BCBS has since contacted the agent and has sent an email stating that they have no record of the changes and renewel on this policy, but because the premiums were sent in they renewed the plan as it was in 2005. They also state that they cannot help the group with any incorrect charges on claims or premiums. The new plan had a diff. premium and diff. co-pays for drs visits etc. BCBS said they no longer send out notices of canellations if a group does not renew.They simply renew the plans under the existing contracts. How can this happen when I as the consumer elected to change my group coverage for a lower premium and better co-pays.

I don't understand how BCBS can legally get away with charging consumers for a policy that they wanted to be changed. As the consumer I was not sent any letters explaining the lack of a renewel submission. My insurance agent assures me she has the proof that she sent in the renewel. She asks me what purpose is it for people to renew if BCBS is not going to enact cancellation notices or changes of policy plans. Please help me .

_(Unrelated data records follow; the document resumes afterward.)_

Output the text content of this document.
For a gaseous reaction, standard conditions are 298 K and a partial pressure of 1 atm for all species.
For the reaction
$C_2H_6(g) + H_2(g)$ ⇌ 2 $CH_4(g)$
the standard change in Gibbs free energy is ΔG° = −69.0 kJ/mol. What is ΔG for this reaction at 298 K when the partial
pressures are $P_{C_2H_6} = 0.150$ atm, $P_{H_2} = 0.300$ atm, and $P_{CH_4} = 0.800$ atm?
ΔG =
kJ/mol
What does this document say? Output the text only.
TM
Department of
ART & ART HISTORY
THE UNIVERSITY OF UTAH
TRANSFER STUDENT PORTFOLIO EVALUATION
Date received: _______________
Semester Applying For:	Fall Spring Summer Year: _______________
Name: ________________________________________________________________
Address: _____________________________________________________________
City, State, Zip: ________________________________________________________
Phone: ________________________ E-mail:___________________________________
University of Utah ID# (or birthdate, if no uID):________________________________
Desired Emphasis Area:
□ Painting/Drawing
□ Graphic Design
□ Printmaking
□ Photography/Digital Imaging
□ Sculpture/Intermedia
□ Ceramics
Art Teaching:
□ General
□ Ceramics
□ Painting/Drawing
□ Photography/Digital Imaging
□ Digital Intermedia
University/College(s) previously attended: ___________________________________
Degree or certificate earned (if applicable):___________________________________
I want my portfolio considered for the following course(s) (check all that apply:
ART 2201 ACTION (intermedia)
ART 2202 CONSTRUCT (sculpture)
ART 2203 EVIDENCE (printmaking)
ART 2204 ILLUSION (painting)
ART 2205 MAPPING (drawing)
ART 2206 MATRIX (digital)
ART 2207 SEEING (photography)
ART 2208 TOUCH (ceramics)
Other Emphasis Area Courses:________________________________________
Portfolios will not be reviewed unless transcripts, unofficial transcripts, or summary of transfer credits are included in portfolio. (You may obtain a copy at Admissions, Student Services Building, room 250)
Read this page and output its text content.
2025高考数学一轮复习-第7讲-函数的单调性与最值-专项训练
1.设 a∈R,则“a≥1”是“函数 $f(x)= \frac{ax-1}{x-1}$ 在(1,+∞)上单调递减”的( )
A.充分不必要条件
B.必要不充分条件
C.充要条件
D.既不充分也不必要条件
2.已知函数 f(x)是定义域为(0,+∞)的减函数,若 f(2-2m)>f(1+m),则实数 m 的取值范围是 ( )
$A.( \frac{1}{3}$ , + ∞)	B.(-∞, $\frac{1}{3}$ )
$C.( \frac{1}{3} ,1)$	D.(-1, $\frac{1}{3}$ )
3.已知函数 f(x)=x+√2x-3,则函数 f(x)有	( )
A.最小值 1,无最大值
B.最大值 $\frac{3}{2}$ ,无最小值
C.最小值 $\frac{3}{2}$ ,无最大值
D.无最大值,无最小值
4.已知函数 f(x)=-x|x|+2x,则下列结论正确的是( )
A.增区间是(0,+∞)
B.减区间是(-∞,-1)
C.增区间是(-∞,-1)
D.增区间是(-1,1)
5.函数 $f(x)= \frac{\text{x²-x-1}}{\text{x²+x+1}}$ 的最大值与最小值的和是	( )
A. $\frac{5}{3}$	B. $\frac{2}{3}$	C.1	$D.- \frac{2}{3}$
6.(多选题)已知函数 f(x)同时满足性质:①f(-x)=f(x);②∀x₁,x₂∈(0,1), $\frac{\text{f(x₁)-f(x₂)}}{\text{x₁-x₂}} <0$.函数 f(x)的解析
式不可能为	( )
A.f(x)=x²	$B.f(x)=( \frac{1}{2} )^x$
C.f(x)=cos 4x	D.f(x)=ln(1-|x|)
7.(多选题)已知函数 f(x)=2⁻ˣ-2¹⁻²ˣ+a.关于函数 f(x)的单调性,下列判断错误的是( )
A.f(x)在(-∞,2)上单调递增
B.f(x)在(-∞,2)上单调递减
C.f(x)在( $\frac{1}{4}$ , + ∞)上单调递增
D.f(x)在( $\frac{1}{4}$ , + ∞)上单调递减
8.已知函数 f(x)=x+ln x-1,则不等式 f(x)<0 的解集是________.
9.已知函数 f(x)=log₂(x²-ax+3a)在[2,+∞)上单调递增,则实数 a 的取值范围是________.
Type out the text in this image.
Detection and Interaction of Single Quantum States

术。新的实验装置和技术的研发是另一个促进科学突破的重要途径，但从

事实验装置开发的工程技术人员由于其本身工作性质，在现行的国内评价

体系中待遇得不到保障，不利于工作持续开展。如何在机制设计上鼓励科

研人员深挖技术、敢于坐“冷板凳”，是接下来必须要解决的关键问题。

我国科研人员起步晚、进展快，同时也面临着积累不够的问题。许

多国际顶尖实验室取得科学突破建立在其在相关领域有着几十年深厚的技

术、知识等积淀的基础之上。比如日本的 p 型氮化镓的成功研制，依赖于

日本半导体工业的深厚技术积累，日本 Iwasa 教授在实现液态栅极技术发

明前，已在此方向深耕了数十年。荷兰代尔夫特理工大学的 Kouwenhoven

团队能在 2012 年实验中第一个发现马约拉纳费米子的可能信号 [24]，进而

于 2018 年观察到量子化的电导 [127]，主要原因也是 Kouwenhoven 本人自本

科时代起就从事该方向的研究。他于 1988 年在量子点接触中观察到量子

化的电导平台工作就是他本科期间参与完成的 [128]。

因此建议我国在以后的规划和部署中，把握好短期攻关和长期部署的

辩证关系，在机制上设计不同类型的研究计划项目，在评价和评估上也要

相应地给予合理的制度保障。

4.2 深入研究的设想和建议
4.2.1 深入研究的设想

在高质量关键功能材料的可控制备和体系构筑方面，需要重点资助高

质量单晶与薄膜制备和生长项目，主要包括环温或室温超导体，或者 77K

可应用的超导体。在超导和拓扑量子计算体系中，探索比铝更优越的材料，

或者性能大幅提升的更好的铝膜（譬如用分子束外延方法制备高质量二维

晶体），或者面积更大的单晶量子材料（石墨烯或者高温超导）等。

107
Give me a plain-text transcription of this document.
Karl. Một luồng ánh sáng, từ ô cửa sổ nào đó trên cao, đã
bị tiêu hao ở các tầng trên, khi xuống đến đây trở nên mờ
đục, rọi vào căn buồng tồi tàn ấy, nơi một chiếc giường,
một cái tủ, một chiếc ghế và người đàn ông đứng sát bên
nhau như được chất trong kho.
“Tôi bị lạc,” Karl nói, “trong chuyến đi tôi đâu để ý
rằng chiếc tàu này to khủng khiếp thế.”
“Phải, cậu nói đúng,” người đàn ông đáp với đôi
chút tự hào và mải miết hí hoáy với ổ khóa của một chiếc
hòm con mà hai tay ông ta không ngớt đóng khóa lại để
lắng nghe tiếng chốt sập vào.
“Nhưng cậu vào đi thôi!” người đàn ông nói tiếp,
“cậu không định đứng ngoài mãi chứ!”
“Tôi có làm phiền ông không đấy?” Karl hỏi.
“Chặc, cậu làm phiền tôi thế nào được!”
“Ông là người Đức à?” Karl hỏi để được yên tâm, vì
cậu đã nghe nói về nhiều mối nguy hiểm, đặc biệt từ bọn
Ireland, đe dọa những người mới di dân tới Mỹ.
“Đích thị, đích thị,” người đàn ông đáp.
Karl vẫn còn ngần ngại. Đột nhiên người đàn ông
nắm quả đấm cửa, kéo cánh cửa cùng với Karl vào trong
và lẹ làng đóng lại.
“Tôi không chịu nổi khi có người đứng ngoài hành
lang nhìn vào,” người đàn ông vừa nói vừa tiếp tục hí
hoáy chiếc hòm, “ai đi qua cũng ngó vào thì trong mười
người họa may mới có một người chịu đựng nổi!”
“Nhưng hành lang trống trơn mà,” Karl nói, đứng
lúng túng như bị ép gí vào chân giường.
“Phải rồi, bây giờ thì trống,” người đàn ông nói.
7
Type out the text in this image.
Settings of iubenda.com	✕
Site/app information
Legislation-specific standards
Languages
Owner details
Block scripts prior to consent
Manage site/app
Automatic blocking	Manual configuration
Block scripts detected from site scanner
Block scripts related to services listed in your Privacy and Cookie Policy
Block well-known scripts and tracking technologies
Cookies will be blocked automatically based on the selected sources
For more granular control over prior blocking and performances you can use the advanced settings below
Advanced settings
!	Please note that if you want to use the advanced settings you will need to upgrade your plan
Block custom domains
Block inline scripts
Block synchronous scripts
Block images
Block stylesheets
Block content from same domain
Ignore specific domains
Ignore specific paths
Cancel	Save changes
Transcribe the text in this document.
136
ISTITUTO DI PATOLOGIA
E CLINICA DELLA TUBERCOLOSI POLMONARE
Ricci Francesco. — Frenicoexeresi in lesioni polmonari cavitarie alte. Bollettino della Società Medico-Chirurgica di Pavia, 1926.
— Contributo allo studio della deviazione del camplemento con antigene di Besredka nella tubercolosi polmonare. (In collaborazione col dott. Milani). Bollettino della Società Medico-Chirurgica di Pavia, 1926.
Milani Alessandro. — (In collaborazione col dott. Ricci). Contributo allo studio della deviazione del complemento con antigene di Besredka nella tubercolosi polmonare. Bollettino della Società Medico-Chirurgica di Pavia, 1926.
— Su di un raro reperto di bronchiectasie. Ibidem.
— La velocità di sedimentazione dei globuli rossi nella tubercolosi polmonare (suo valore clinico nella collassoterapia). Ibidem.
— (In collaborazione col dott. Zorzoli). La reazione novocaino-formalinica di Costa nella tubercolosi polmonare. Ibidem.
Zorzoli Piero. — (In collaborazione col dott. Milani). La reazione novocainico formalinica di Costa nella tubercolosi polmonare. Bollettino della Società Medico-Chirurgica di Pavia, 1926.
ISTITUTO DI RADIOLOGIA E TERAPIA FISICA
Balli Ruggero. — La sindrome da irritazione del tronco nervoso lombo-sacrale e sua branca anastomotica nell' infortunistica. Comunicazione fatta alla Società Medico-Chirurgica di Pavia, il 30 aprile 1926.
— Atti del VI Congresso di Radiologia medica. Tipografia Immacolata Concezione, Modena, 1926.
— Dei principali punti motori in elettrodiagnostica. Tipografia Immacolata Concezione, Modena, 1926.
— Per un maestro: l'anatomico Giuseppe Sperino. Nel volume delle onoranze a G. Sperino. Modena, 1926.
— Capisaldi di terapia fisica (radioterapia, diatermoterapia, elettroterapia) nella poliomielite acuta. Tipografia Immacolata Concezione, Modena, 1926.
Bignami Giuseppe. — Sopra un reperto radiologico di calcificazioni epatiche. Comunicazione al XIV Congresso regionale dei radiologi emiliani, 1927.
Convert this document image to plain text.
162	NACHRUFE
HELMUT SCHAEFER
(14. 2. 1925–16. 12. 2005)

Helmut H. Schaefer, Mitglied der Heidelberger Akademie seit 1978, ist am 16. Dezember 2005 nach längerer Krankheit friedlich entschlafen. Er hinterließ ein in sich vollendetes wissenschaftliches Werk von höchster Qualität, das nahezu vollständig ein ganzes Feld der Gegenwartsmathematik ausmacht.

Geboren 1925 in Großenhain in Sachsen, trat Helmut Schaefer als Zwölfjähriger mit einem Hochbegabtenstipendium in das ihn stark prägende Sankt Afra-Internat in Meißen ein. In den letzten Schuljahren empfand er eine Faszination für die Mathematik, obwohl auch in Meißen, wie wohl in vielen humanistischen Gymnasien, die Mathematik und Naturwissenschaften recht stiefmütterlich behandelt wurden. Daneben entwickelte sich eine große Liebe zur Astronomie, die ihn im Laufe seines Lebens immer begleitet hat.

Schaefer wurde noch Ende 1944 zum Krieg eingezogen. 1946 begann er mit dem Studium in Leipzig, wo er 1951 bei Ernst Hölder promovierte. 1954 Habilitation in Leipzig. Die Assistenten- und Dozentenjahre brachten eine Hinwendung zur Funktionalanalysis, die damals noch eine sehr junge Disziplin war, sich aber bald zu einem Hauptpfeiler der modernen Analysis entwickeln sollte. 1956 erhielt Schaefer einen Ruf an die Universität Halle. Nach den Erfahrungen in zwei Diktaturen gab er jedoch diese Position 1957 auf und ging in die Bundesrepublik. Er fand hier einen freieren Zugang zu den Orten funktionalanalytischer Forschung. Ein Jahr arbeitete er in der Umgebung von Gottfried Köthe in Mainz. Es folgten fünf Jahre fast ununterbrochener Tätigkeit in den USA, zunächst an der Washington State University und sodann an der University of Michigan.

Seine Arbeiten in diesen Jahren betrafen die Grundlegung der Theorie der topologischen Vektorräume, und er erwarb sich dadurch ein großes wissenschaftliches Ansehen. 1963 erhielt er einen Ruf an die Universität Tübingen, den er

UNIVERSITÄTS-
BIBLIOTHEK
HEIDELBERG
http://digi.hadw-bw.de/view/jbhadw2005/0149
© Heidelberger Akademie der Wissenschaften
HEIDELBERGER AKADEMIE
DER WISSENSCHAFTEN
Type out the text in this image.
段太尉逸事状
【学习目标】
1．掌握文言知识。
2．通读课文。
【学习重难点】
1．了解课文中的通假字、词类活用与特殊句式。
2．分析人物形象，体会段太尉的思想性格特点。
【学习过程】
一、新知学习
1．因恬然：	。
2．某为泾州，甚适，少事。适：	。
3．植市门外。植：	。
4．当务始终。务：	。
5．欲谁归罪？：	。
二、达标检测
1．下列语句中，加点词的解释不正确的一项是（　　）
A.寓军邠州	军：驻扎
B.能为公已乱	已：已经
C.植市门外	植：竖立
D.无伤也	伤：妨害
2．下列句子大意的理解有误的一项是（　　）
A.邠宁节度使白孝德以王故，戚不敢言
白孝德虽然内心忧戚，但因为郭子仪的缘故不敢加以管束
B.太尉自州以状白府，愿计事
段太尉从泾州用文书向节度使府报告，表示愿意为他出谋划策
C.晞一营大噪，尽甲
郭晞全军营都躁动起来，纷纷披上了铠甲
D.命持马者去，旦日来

In April 2007 the employee was charged $671.95 for a MRI where he should have been charged $300 under the new policy if renewed in June 2006 effective until June 2007. He was also charged $ 181.60 for diagnostic tests where he should have been charged $ 75.00. The company pays the premium for this policy which is $597.84 from June 2006 until now when they should have been charged $437.02 according to our insurance agent from June 2006 until now. BCBS has other claims for this group policy that were overcharged. These are just a few examples.